Last week we had discussed the idea of the perfect mix, and why it is very important to get your music to sound as pretty as possible. The reasoning for making your tracks pop is because people’s lives are chaotic, and thus a need for order develops. Having a perfectly timed drum section, a properly EQ’d voice, and a lack of hums, snaps, and pops all go a long way to make a favorable impression because it makes sense in people’s lives. What a transcendent experience to provide, all with a few simple WAV files!
However, as perfect as perfect seems, we also need to grapple with the major limitation plighting us all, keep us from all turning into human drum machines or even straight automatons. We crave something on top of order: we desire realness.
You may have noticed the trend of auto-tune overuse lately. It’s rare to hear a track with a voice that just sounds real and authentic to begin with, and it seems that most producers have just said “fuck it, I’m going to just make the voice another synth instrument.” Sure, the voice still sounds musical after the desired effect has been added. Something gets lost in translation, however.

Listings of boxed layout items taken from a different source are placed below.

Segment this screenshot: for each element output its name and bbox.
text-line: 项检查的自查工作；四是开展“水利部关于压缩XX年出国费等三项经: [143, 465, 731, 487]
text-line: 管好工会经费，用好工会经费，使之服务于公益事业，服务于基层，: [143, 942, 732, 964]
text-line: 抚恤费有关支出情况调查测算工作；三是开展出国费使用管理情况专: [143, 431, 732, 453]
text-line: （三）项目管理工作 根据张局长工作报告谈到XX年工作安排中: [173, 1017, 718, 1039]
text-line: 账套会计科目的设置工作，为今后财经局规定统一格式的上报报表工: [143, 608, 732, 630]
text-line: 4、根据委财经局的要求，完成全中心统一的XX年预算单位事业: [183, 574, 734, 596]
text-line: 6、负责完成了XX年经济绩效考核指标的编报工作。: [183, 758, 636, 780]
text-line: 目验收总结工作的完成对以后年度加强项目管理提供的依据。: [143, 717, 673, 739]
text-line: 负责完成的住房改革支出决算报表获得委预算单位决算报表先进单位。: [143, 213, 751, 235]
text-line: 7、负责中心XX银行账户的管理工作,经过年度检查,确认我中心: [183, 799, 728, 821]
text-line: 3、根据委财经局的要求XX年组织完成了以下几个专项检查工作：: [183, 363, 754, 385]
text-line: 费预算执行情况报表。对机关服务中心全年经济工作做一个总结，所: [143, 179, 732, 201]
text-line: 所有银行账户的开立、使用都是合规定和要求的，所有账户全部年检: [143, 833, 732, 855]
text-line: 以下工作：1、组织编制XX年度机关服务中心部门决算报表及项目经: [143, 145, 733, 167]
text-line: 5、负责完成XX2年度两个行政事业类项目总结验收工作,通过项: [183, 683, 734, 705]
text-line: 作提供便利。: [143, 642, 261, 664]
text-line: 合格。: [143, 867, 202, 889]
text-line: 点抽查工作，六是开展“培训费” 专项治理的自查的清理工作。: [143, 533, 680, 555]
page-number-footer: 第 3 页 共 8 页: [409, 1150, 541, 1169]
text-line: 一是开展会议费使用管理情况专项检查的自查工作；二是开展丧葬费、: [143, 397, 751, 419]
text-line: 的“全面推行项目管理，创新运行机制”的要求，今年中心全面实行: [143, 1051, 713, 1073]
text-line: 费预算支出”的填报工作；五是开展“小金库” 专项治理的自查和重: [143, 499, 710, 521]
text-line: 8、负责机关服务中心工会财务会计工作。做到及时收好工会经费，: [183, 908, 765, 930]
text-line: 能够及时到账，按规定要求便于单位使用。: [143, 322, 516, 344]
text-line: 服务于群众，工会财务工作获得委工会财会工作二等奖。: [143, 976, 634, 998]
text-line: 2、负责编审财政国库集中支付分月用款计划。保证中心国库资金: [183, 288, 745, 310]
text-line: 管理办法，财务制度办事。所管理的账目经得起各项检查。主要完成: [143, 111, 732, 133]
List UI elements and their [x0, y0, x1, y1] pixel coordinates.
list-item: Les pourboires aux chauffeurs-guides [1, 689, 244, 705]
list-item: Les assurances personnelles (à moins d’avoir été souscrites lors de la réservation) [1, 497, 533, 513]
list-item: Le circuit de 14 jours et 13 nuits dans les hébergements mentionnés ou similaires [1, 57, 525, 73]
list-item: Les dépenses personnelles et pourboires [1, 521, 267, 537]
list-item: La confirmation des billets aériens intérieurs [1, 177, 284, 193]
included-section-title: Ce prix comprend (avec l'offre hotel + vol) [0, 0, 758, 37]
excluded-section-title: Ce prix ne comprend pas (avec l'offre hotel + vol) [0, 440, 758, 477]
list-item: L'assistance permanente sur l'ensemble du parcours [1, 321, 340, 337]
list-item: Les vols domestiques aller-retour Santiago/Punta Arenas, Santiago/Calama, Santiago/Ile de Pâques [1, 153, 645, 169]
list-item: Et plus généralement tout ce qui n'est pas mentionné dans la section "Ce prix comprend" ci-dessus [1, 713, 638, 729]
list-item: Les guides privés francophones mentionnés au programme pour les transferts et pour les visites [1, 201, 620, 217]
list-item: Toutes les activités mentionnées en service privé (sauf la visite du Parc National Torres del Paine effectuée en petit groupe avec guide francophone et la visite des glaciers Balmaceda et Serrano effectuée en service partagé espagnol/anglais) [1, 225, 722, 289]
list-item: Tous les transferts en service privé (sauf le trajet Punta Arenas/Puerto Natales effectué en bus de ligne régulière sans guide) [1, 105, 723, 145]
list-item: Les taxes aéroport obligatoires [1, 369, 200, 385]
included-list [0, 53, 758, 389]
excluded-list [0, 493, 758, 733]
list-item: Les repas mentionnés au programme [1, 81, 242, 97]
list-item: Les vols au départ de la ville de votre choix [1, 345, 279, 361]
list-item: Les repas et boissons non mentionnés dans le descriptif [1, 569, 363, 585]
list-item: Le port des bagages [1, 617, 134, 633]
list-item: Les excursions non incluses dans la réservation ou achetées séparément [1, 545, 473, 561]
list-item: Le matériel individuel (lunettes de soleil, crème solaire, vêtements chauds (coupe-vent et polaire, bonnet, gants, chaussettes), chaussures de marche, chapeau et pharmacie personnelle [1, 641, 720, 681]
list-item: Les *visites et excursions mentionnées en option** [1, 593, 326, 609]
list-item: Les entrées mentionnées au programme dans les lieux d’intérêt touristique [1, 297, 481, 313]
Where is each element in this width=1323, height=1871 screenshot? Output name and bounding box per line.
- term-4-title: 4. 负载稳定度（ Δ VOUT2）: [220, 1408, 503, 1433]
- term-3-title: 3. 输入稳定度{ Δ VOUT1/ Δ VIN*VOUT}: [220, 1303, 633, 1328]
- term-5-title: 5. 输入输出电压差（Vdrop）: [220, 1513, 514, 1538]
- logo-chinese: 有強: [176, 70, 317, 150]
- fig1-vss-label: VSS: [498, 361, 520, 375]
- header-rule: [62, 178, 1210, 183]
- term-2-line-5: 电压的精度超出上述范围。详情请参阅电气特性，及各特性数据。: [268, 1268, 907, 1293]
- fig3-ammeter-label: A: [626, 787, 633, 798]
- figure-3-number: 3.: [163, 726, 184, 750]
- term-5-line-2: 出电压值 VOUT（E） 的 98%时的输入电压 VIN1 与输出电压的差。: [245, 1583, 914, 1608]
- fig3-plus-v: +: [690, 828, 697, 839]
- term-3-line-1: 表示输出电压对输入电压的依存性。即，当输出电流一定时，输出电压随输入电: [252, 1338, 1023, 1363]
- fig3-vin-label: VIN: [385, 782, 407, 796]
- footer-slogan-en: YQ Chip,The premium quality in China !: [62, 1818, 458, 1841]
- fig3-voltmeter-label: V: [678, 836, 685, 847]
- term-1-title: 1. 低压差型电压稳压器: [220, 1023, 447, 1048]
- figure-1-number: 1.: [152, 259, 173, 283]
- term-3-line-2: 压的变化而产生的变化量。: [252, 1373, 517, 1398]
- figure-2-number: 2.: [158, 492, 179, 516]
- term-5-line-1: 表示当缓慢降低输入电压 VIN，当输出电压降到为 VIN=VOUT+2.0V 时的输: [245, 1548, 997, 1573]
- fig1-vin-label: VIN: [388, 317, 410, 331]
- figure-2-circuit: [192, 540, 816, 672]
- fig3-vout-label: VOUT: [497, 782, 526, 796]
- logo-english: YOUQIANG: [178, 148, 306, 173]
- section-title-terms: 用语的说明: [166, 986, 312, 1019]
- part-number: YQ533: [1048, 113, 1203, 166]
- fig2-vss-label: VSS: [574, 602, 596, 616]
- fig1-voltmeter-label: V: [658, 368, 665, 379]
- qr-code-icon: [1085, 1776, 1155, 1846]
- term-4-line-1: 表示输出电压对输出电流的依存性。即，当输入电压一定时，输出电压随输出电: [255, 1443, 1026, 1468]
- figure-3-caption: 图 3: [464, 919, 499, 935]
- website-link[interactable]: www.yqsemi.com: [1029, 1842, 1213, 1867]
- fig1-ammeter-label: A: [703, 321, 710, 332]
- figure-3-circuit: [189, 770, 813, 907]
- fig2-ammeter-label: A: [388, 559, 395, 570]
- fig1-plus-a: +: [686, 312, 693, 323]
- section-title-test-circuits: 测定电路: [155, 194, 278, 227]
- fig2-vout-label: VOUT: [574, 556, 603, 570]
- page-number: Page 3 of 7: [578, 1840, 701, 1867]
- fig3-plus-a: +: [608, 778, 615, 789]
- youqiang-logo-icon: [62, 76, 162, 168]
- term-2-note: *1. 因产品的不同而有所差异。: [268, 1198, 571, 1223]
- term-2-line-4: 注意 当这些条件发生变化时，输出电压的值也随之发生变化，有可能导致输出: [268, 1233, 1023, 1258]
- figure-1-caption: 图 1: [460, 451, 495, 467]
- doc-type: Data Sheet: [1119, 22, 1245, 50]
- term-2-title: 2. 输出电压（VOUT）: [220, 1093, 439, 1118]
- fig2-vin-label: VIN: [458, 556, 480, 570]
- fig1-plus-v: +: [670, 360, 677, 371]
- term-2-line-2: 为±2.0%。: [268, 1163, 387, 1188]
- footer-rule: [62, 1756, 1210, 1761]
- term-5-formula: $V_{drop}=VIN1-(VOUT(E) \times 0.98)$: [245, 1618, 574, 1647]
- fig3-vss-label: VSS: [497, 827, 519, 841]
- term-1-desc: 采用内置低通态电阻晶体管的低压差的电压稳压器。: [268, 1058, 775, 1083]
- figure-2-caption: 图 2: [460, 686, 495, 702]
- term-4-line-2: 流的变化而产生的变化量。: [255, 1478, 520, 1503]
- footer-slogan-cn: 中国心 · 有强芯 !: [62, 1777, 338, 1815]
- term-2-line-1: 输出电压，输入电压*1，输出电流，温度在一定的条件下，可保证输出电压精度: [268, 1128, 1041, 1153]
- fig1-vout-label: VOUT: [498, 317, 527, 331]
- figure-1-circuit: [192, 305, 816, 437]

It’s that thing that makes us tick, that lets us suspend our disbelief when we watch movies or read a book. It’s the illusion of realness. Perfection, for all its benefits, loses ground when it ceasing to be grounded in reality.
To build off the Westworld analogy (did you click the link above? If not, shame!), fans of the show know the central thesis: our desire for real, desirable experiences that transcend the mundanity of our everyday lives. This can’t be accomplished with real people, obviously. You can’t just shoot, kill, and bang every person you would desire to do so. Thus the desire for an artificial experience emerges, one that isn’t grounded in people’s jobs or bills. It is one that is created in a contained space, and yet transcends the reality of every day life. It gives meaning to us. So, even if it ultimately is a created situation built to gratify an audience, it still feels as real as anything.
Another analogy that comes to mind is from the new Star Wars movie, “Rogue One.” The well known, ever imitated Grand Moff Tarkin returned for the film even thought the original actor had died. The movie producers didn’t go with another actor that may have bared resemblance. In an effort to keep things real, they recreated the actor with CGI and had him modeled to fit in with real actors. Though it may have seemed like a good idea in the board room, the outcome was a little off-putting because you can just sense that the person your watching isn’t real. He was a CGI replacement, and being replaced isn’t a comforting thought.
Realness: that is the desired effect.
That is the tight-rope you walk when creating a track: you are creating a song, a recording to be specific, and thus are creating a product that isn’t 100% firmly grounded in the dynamic, physical world. You clean up the tracks, you process the vocals, you master the stereo mix, and you give it clever album art and a title. It isn’t dynamic, real life. It’s a product. A product that gives real value to people, and thus cannot exist too far into the land of fairytales. (Sorry, the 80’s are over kiddos.)
This product of yours needs to sparkle, shine, and all the hyperbole generally used to sum up greatness. A friendly reminder that you’re human, however, is not a bad thing. One of my favorite guitar solos of all time belongs to Billy Duffy in The Cult’s “Love Removal Machine.” What makes it so spectacular is the rawness to it, even if every note isn’t crystal clear. It’s played with passion, and even the scratch/ghost notes have impact. Another example is George Thorogood, who’s guitar licks are far from perfect. Yet they communicate his debauched headspace with perfect articulation. You hear very clearly that the guitar is an extension to himself. It isn’t a perfect product, it’s a real one.
The emotions elicited by music are also real, and they are based in feelings that seem abstract as well. They aren’t perfect, they aren’t even articulate at times. Yet even abstract art resonates with us because there’s something we feel at a deeper level than the simple understand of the product we encounter. That emotion, no matter the perfection of the product, must be the driving factor of the song. It’s what makes music connect, otherwise it’s just a collection of well-organized sounds.
Your product has to be a good product. It must come from an authentic place, and the talent must shine no matter what gizmos are available to perfect it. People can sense an authentic experience from a fake one. You’re music faces this same scrutiny. So make it sparkle and shine. But don’t let that pursuit of perfection turn your product into a Frankenstein’s monster. As the endlessly popular statement has summed up long ago: keep it real.